Issu des terres brumeuses du royaume d’Albion,
Fen, pourtant actif depuis 2006, n’aura certainement pas l’effet de provoquer moult remous dans la mémoire collective, noyée sous une abondance toujours plus accrue de formations émergentes. Pourtant, sous un patronyme énigmatique faisant référence à la région natale de ses membres, se dissimule un groupe augurant de belles choses, cet illustre inconnu ayant accouché avec ce
The Malediction Fields d’un disque rempli de promesses, méritant une attention bienveillante.
Après la parution confidentielle d’une démo et d’un maxi, c’est par le biais d’un Black Metal d’une grande délicatesse atmosphérique qu’il pousse son premier hurlement longue durée. Une musique émotionnelle, mélancolique et marécageuses d’inspiration sylvestre, qui fait la part belle aux atmosphères contemplatives, faisant vagabonder l’esprit au cœur de la campagne anglaise, par-delà ses sentiers humides, à la lisière de bois sombres et mystérieux aux échos inquiétants.
Cela se traduit par une expression tout en reliefs et en nuances,
Fen égrainant ses complaintes feutrées en usant d’une palette harmonique assez large, passant de la colère à la pure introspection. Cette ambivalence des sentiments, est portée à bout de bras par un album à la fois pudique et entreprenant, s’employant à fondre des éléments lumineux, parfois issus du post rock et du shoegaze, dans un paysage de désillusions et de ténèbres. En dépit du spectre résolument noir et fataliste dans lequel elle évolue, cette œuvre conserve une lueur chaleureuse, un rayonnement bienfaiteur mis en valeur par des claviers enchanteurs et séraphiques, et des guitares aériennes. Des guitares se faisant tour à tour finement arpégées, ou au contraire, enveloppant une véhémence réelle mais contenue, toujours au bord du précipice sans jamais y tomber, grâce à ce grain vaporeux et éthéré, presque irréel. De ce fait, on ne peut s’empêcher de penser à l’esthétisme miraculeux d’

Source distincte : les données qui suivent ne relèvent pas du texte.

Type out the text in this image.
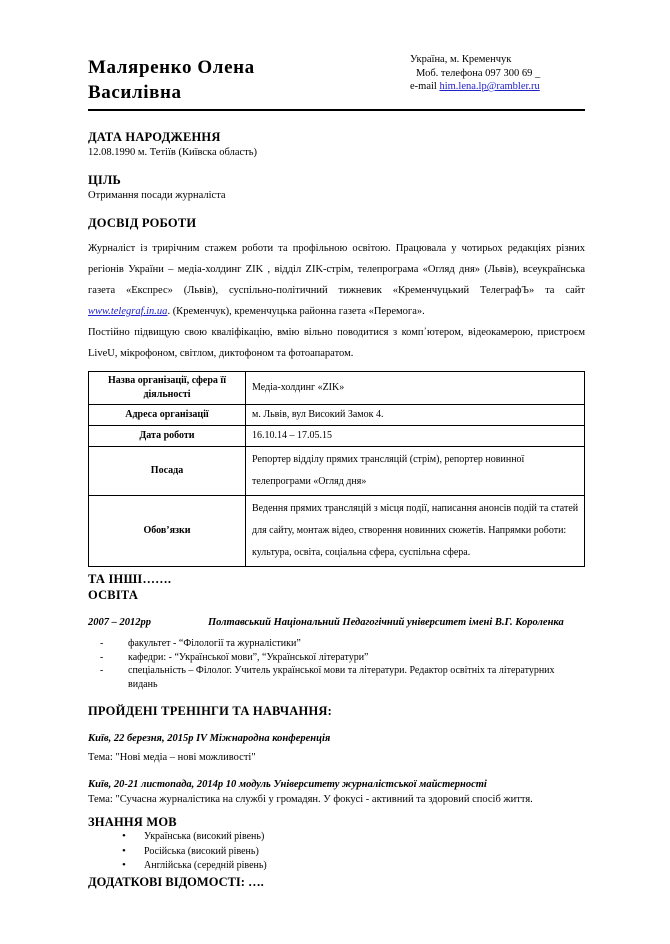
Маляренко Олена
Василівна
Україна, м. Кременчук
Моб. телефона 097 300 69 _
e-mail him.lena.lp@rambler.ru
ДАТА НАРОДЖЕННЯ

12.08.1990 м. Тетіїв (Київска область)

ЦІЛЬ

Отримання посади журналіста

ДОСВІД РОБОТИ

Журналіст із трирічним стажем роботи та профільною освітою. Працювала у чотирьох редакціях різних регіонів України – медіа-холдинг ZIK , відділ ZIK-стрім, телепрограма «Огляд дня» (Львів), всеукраїнська газета «Експрес» (Львів), суспільно-політичний тижневик «Кременчуцький ТелеграфЪ» та сайт www.telegraf.in.ua. (Кременчук), кременчуцька районна газета «Перемога».

Постійно підвищую свою кваліфікацію, вмію вільно поводитися з комп᾽ютером, відеокамерою, пристроєм LiveU, мікрофоном, світлом, диктофоном та фотоапаратом.

Назва організації, сфера її діяльності	Медіа-холдинг «ZIK»
Адреса організації	м. Львів, вул Високий Замок 4.
Дата роботи	16.10.14 – 17.05.15
Посада	Репортер відділу прямих трансляцій (стрім), репортер новинної телепрограми «Огляд дня»
Обов’язки	Ведення прямих трансляцій з місця події, написання анонсів подій та статей для сайту, монтаж відео, створення новинних сюжетів. Напрямки роботи: культура, освіта, соціальна сфера, суспільна сфера.
ТА ІНШІ…….
ОСВІТА
2007 – 2012рр	Полтавський Національний Педагогічний університет імені В.Г. Короленка
- факультет - “Філології та журналістики”
- кафедри: - “Української мови”, “Української літератури”
- спеціальність – Філолог. Учитель української мови та літератури. Редактор освітніх та літературних видань
ПРОЙДЕНІ ТРЕНІНГИ ТА НАВЧАННЯ:

Київ, 22 березня, 2015р IV Міжнародна конференція

Тема: "Нові медіа – нові можливості"

Київ, 20-21 листопада, 2014р 10 модуль Університету журналістської майстерності

Тема: "Сучасна журналістика на службі у громадян. У фокусі - активний та здоровий спосіб життя.

ЗНАННЯ МОВ
• Українська (високий рівень)
• Російська (високий рівень)
• Англійська (середній рівень)

ДОДАТКОВІ ВІДОМОСТІ: ….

Alcest, l’un des fils prodiges de notre scène hexagonale, mais également à
Agalloch de par la présence de nombreuses réminiscences folk, le tout baignant dans un esprit gardant néanmoins une approche foncièrement plus dark.
A ce titre, un morceau tout en fureur rentrée comme
As Buried Spirits Stir, traduit avec brio le potentiel créatif de ce quatuor britannique, et par la même occasion, l’essence intrinsèque de cet opus : ses envolées épiques, la finesse de ses ambiances, ce sentiment de rage dévoilant une rancœur mélodique par des riffs acrimonieux et évocateurs ponctués d’arpèges délicats, transpercés d‘écorchements vocaux, et s’achevant en apothéose sur une magnifique interventions acoustiques, où une guitare cristalline s’embrase dans un solo enivrant, dont la simplicité n’a d’égal que sa majesté, constituent le point d’orgue de cet émouvant périple.
Un périple toutefois entaché par quelques éléments quelque peu contrariants, notamment la présence de passages répétitifs et soporifiques plus dispensables survenant sur la seconde moitié de l’album, en particulier sur
Lashed by Storm et
Bereft, laissant malheureusement croître des signes significatifs de monotonie, et surtout, par une certaine maladresse dans les parties de chants clairs, manquant singulièrement de maîtrise. Un chant se voulant à la fois fragile et rêveur, mais hélas grandement perfectible, pêchant par une incontestable carence en termes de justesse, notamment sur
Colossal Void, laissant apparaître assez disgracieusement les lacunes techniques d’un vocaliste, qui malgré la bonne volonté qu’il semble témoigner, dévoile les limites d’un registre dont il ne contrôle visiblement pas encore toutes les subtilités.
Fen parvient néanmoins à pallier à ces quelques fautes de goût, probablement dues à un manque de pratique et de recul sur son travail, en proposant un disque suintant une évidente sincérité, et disposant malgré tout d’un indéniable pouvoir de séduction.
Certes pourvu d’emphase et d’envergure, mais encore loin d’une maturité transcendantale,
The Malediction Fields possède cependant la faculté d’inciter au voyage. On est ainsi surpris à se laisser naturellement entraîner dans cette sarabande atmosphérique, à la fois charmeuse, colérique et désenchantée, notre esprit esseulé errant telle une âme en peine aux abords de paysages moroses sous un ciel grisâtre et pluvieux, contemplant les goûtes d’une pluie automnale ruisselant sur un feuillage de fougères, et tombant à nos pieds, comme autant d’illusions perdues et d’espoirs brisés.